This presentation of relief sculptures made in complementary pairs, created by Morrison’s unique process combining both printmaking and casting techniques, brings to the forefront a conversation between artifact and replica. Referencing Etruscan frescoes, early Puritan Gravestones, and more directly the gestures of Gian Lorenzo Bernini’s dynamic figurative works, Morrison recasts these symbols with the industrial material of gypsum cement, alluding to the way artifacts are imitated if not outright looted — their original purpose and significance lost or misinterpreted. Through this process of dislocation, artifacts or replicas often take on a new kind of cultural significance where their possession and display is meant to indicate status and wealth.
Do these objects that imitate artifacts become kitsch when a “faux” material meant to imply this sense of value fails to do so? Imitation gold and silver, for instance, are often employed in this effort and are featured predominantly in the exhibition. Recalling a piece of jewelry Morrison had in the 90s, two large panels depict evil eye chains in gold and silver leaf. The evil eye, originally a talisman considered to have magical powers of protection, is depicted with broken links, revealing its artificiality, refuting its symbolic properties and transforming it into a cheap trinket.
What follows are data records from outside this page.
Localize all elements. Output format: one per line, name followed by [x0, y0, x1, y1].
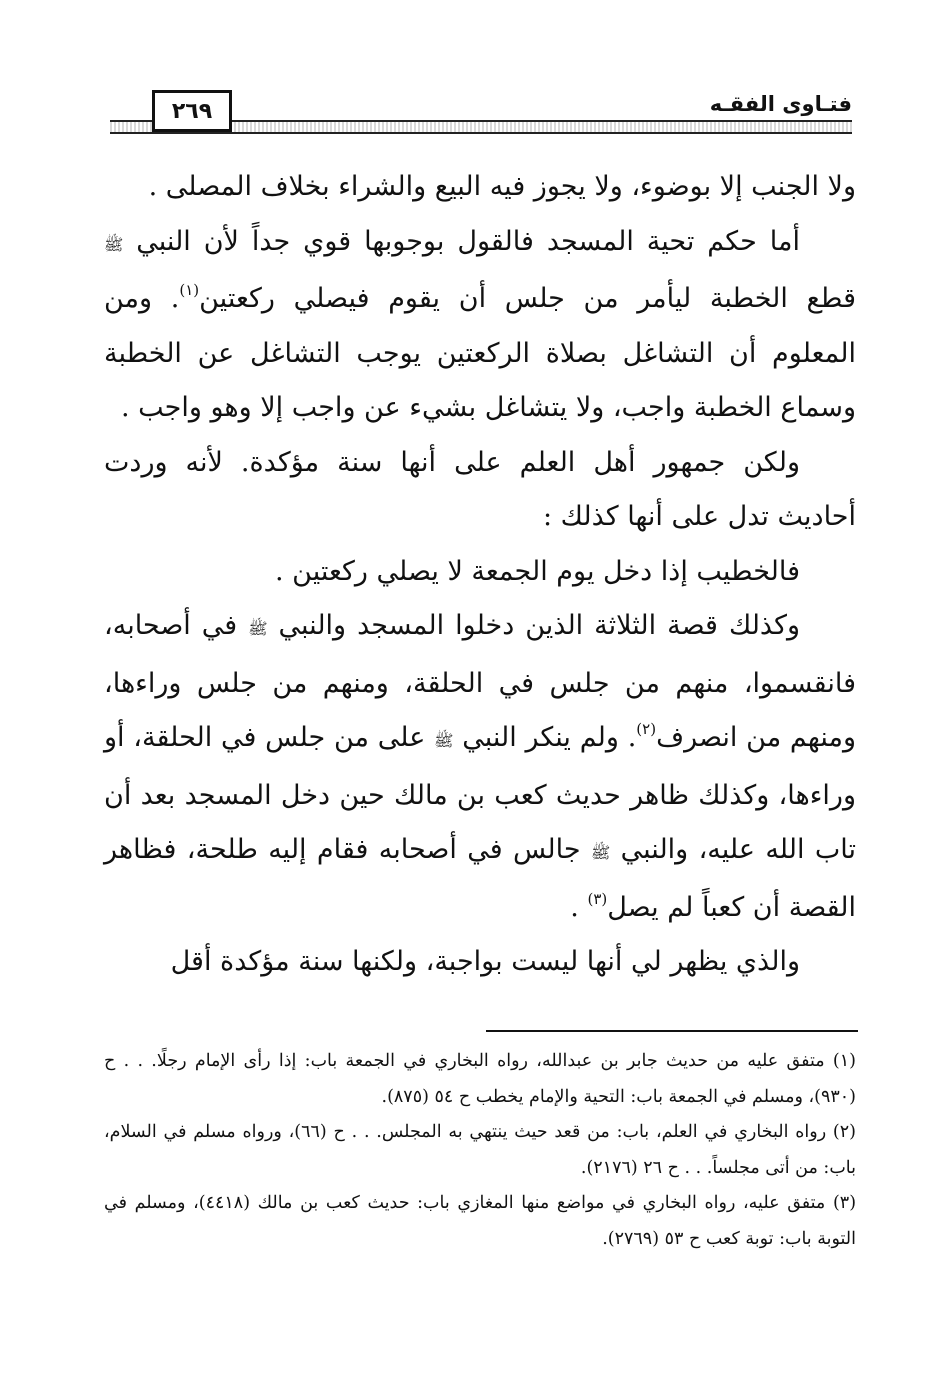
page-number: ٢٦٩ [152, 90, 232, 132]
paragraph-4: فالخطيب إذا دخل يوم الجمعة لا يصلي ركعتين . [274, 555, 800, 587]
main-text [104, 160, 856, 990]
paragraph-3: ولكن جمهور أهل العلم على أنها سنة مؤكدة. لأنه وردت أحاديث تدل على أنها كذلك : [104, 446, 856, 532]
footnote-1: (١) متفق عليه من حديث جابر بن عبدالله، رواه البخاري في الجمعة باب: إذا رأى الإمام رجلًا. . . ح (٩٣٠)، ومسلم في الجمعة باب: التحية والإمام يخطب ح ٥٤ (٨٧٥). [104, 1051, 856, 1107]
salutation-mark: ﷺ [248, 619, 268, 638]
salutation-mark: ﷺ [590, 843, 611, 862]
paragraph-5: وكذلك قصة الثلاثة الذين دخلوا المسجد والنبي ﷺ في أصحابه، فانقسموا، منهم من جلس في الحلقة، ومنهم من جلس وراءها، ومنهم من انصرف$^{(٢)}$. ولم ينكر النبي ﷺ على من جلس في الحلقة، أو وراءها، وكذلك ظاهر حديث كعب بن مالك حين دخل المسجد بعد أن تاب الله عليه، والنبي ﷺ جالس في أصحابه فقام إليه طلحة، فظاهر القصة أن كعباً لم يصل$^{(٣)}$ . [104, 610, 856, 923]
paragraph-6: والذي يظهر لي أنها ليست بواجبة، ولكنها سنة مؤكدة أقل [170, 946, 800, 977]
footnote-2: (٢) رواه البخاري في العلم، باب: من قعد حيث ينتهي به المجلس. . . ح (٦٦)، ورواه مسلم في السلام، باب: من أتى مجلساً. . . ح ٢٦ (٢١٧٦). [104, 1122, 856, 1178]
page-header [110, 86, 852, 134]
paragraph-1: ولا الجنب إلا بوضوء، ولا يجوز فيه البيع والشراء بخلاف المصلى . [148, 171, 856, 202]
footnote-ref-3[interactable]: (٣) [587, 889, 608, 908]
footnote-divider [486, 1030, 858, 1032]
salutation-mark: ﷺ [104, 234, 124, 254]
footnote-ref-2[interactable]: (٢) [636, 720, 657, 738]
footnotes [104, 1044, 856, 1257]
footnote-ref-1[interactable]: (١) [179, 281, 200, 299]
paragraph-2: أما حكم تحية المسجد فالقول بوجوبها قوي جداً لأن النبي ﷺ قطع الخطبة ليأمر من جلس أن يقوم فيصلي ركعتين$^{(١)}$. ومن المعلوم أن التشاغل بصلاة الركعتين يوجب التشاغل عن الخطبة وسماع الخطبة واجب، ولا يتشاغل بشيء عن واجب إلا وهو واجب . [104, 225, 856, 423]
salutation-mark: ﷺ [434, 731, 454, 750]
footnote-3: (٣) متفق عليه، رواه البخاري في مواضع منها المغازي باب: حديث كعب بن مالك (٤٤١٨)، ومسلم في التوبة باب: توبة كعب ح ٥٣ (٢٧٦٩). [104, 1193, 857, 1249]
book-title: فتـاوى الفقـه [700, 92, 852, 116]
Morrison further mines this moment of failed expectation. The Letdown, sharing their title with the exhibition, are two panels of milky-colored recurring wave patterns. The works are named after the physiological response that occurs during breastfeeding; the letdown involves the release of oxytocin (the “love” hormone) strengthening the bond of mother to child. The works recall a memory of simultaneously experiencing the letdown breastfeeding her son while feeling extreme despair watching Hillary Clinton’s 2016 presidential campaign concession speech. This bittersweet moment triggered a heightened awareness of injustice so profound that it called her to action, altering her sense of place and duty in the world. Turning the waves into guilded flames, she carries this experience of complicated emotion into Ecstasy, two panels depicting gesturing hands. Though hands are a repeated trope in Morrison’s work, here they specifically reference Bernini’s The Ecstasy of Saint Teresa. Teresa, (one of the few female saints) accounted to have experienced a love of God with a pain “so great, that it made me moan; and yet so surpassing was the sweetness of this excessive pain, that I could not wish to be rid of it.” This conflation of the body’s letdown while feeling emotionally let down, waves of euphoria and waves of pain, inform Morrison’s understanding of high and low, unmet expectation, false narrative, and the power of imagery and symbolic gesture.
Despite the cynicism required to grasp the concept of kitsch, Morrison nevertheless strives for a level of repose in her pieces. In two final panels Morrison recreates a souvenir pendant that depicts a landscape. She recognizes that while it may have sentimental value it is not a piece of fine jewelry. Interrogating and transforming the souvenir into art object through her labor-intensive process, Morrison seeks a sincere means of making something well-crafted and whole.